Myanmar’s foreign minister U. Win Aung will be arriving on January 28 for a two-day official visit to discuss bilateral and regional issues with the Indian leadership. His main meeting will be with foreign minister Yashwant Sinha but he will also hold talks with other senior leaders and officials.
Relations between India and Bangladesh have soured over the past few months with Delhi accusing Dhaka of doing little to check activities of the ISI and the Northeast rebels in Bangladesh. The charges were made in public by deputy Prime Minister L.K. Advani and then by Sinha.
Dhaka has alleged that Delhi joined the international bandwagon following reports in the western media about al Qaida presence in the country.
Indian officials believe that it will be difficult for Delhi to win Dhaka’s cooperation on economy. Even if attempts are made to normalise ties, it will take time to iron out differences.
Myanmar has gained importance in this backdrop. However, Delhi had set sights on Yangon a few years ago though it was still under military rule. The junta, which calls itself the State Development and Peace Committee, also showed interest in developing ties with Delhi at a time when it was totally isolated by key western powers in protest against the treatment meted out to Nobel laureate Aung Sang Suu Kyi by the army rulers.
But the situation is different now. Myanmar is part of Asean, one of the biggest economic groups in Asia, and a number of important countries like Japan have begun engaging with it. With the army regime also starting informal talks with Suu Kyi to come to a political settlement in Myanmar, things have become easier for democratic India.
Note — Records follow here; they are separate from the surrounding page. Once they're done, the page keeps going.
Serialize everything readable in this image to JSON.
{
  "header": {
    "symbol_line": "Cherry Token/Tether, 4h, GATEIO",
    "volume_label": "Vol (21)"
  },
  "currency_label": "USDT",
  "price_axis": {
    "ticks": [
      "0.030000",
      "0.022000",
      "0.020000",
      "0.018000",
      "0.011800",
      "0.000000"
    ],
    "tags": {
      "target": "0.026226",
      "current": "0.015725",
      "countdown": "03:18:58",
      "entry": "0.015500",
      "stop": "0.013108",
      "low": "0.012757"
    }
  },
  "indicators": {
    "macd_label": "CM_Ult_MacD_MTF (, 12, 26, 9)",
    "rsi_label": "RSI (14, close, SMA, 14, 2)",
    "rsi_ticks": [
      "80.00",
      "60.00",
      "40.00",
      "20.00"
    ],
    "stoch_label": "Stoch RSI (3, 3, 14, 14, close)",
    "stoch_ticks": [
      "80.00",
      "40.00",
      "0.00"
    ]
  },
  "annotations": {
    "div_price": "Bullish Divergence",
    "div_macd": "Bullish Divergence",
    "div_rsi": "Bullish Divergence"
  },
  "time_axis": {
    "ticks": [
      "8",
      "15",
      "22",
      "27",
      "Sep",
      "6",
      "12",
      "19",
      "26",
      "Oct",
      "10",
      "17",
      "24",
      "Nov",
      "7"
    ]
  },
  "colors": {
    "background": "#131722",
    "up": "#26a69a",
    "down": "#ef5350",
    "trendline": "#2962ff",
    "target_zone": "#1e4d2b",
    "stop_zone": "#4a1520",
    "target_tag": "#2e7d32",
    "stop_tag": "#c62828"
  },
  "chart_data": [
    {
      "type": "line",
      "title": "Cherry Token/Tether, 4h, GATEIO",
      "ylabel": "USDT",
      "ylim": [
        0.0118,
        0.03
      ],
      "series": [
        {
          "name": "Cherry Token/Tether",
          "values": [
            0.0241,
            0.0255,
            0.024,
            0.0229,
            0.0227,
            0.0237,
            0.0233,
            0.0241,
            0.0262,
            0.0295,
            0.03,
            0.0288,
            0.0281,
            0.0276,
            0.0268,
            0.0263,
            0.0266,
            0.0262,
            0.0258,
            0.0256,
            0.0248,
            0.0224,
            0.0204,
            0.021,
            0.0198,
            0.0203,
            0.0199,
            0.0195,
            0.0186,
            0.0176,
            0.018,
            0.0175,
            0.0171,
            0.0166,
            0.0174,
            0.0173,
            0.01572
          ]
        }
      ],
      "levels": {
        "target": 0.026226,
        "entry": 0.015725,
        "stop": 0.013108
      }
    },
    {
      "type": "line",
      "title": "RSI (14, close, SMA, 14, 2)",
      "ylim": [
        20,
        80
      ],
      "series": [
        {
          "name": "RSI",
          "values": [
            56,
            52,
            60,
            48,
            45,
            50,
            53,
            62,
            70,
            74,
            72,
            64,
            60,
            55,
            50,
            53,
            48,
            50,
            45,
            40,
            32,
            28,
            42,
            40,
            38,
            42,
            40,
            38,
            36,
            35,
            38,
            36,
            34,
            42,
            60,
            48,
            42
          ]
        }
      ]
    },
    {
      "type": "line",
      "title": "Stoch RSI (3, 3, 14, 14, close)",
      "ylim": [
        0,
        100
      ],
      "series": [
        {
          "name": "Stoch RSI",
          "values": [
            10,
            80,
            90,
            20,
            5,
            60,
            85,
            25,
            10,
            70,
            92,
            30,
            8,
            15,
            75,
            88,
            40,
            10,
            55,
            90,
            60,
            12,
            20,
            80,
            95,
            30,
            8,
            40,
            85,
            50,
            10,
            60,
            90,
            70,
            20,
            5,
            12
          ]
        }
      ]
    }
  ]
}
India has begun constructing the More-Tamu-Kalemao road as part of its programme to develop infrastructure in Myamnar. But Delhi has other ambitious plans like building a multi-modal communication system in Myanmar in collaboration with Thailand. The system will give India freer access to Myanmar’s port that will make it easier for Indian goods to reach Southeast Asia and also allow investment from that region into the Northeast.
The looming presence of China in Myanmar might be another factor that spurred the Indian leadership to build ties with Yangon. Not only has Beijing invested heavily in the country, it has also reportedly set up a surveillance system in Coco Island to keep track of India’s missile testing at Chandipur.
India also needs Myanmar’s cooperation to deal with Northeast rebels as the militants have found a safe haven there for years. Only recently did Yangon decide to help Delhi check their activities on its soil.
India is eager to keep this arrangement going and feels that better economic and political ties will also boost cooperation on security-related matters.